6.1. Open a Case for Editing

The picture below shows the Case Management view with cases that have been created with the Auto Case feature. You can see those cases by filtering the Name column to only contain the Auto Case value and the Status column to only contain the Open value.

In our example a Level 1 Analyst would now pick one of these open cases and set the Status to "Level 1 Working". To do this, they would open the case by clicking on the magnifier button and modify the status to Level 1 Working and then click Update.

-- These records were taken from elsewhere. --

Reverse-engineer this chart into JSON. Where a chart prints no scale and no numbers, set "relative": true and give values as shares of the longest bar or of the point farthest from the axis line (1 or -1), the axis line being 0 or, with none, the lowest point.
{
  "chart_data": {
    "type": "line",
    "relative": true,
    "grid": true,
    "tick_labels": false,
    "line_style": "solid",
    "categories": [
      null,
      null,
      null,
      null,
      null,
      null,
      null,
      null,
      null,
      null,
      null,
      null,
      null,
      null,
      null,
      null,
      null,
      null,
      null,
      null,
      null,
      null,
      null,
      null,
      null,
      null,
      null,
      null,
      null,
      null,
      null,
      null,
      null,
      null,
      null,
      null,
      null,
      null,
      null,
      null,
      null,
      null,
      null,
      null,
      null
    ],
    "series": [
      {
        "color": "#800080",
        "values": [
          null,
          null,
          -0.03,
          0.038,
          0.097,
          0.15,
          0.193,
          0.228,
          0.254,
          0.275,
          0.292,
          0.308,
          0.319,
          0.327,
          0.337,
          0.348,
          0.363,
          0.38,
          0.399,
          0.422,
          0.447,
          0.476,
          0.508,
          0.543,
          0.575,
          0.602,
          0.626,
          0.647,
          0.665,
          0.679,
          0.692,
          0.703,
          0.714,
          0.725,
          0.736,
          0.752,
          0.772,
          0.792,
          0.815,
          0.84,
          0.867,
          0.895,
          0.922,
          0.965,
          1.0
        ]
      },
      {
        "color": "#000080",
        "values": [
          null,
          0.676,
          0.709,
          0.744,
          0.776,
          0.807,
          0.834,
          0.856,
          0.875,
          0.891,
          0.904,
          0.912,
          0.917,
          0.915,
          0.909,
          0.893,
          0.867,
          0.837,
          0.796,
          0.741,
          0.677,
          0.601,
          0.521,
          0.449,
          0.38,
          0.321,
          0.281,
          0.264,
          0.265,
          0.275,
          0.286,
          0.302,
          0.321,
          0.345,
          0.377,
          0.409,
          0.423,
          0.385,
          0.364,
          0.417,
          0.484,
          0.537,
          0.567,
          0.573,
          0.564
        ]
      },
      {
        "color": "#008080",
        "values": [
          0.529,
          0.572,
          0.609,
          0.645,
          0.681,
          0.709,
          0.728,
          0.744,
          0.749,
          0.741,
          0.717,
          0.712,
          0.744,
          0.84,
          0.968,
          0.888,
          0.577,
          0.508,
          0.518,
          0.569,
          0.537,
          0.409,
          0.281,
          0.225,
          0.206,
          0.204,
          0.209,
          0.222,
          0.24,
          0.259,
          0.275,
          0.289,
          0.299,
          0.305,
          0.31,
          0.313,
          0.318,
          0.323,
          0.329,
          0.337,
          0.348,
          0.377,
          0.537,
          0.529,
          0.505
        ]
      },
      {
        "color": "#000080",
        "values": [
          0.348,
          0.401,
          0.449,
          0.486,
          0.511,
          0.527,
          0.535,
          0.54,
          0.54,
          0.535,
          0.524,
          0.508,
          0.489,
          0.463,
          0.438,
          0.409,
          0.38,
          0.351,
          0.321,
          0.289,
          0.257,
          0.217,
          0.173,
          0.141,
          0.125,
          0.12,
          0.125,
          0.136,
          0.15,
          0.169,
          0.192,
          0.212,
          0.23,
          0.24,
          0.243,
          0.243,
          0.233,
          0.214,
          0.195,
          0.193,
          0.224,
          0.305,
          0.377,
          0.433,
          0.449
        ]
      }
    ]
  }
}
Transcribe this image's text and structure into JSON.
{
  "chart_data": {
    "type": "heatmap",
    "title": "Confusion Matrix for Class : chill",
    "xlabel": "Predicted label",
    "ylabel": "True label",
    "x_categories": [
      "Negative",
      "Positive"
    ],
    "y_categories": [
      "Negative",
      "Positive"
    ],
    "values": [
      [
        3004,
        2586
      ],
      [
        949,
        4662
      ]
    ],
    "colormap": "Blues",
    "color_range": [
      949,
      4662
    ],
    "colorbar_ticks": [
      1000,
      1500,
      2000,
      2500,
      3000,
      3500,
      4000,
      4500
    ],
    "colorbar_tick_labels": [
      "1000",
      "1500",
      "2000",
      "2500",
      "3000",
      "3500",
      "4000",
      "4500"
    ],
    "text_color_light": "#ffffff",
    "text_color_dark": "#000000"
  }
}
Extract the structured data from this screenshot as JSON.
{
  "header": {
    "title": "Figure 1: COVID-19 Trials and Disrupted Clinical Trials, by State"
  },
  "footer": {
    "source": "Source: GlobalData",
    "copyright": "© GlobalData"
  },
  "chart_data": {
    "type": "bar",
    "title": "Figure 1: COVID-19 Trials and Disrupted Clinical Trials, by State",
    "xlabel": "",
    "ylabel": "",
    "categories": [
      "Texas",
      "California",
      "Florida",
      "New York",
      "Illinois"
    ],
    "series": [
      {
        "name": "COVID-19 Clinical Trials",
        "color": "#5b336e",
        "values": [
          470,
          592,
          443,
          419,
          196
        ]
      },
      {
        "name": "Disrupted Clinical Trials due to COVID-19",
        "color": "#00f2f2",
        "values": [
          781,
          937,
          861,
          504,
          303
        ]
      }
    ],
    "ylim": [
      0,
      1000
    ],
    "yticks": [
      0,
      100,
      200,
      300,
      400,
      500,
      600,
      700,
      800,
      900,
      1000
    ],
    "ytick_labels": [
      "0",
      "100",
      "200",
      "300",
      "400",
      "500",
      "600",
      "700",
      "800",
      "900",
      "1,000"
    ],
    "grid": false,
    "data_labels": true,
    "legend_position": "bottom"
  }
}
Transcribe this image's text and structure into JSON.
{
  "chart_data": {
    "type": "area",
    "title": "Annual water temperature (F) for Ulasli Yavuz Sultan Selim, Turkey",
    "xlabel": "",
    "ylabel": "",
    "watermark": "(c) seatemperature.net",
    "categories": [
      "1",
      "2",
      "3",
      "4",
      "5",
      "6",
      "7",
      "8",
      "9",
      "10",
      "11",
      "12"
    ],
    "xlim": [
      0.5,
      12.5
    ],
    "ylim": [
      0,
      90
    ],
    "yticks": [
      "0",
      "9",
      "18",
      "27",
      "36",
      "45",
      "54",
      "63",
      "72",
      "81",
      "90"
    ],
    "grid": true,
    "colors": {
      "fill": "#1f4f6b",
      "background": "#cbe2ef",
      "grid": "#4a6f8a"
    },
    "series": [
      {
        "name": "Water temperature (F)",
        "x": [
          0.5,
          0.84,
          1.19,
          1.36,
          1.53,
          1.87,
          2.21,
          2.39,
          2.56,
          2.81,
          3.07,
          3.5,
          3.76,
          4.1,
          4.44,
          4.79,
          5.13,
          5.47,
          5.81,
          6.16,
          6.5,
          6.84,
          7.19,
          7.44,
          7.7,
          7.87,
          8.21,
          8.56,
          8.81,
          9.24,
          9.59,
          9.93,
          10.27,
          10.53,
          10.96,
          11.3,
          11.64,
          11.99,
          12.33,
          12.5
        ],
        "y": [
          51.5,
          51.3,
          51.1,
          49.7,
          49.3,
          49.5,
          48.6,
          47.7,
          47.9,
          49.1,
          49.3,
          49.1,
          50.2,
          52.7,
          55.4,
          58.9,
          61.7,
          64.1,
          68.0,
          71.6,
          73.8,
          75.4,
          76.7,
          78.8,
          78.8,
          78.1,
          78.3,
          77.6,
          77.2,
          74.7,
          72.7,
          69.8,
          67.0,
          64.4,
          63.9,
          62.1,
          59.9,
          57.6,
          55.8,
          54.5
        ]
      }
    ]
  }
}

Now the logs within the case can be analyzed and results can be documented in the assessment field. Recommendations can be set from the canned recommendations list. Columns can be faded in and out and comments can be added.

6.2. Case Dispatching

Let's assume, our Level 1 Analyst concludes, that this is a "Legitimate Anomaly". They will now set the status to "Level 1 Finished" and update the case. After setting the case to "Level 1 Finished" the case becomes visible to the Level 2 Analyst.

6.3. Closing a Case

Let's assume, that a Level 2 Analyst now picks one of the cases in status "Level 1 Finished" and starts working on this case.

In this respect we assume, that something suspicious has been found, that needs further analysis by the system administration team. In most organizations this will be controlled through the organization's action request or ticketing system. So, we assume, that we will close the case in the Analysis Cockpit as it is progressed in another system. The status is changed to closed and the case gets updated.

Note

The Analysis Cockpit provides interfacing to action-request and external ticketing systems using the API.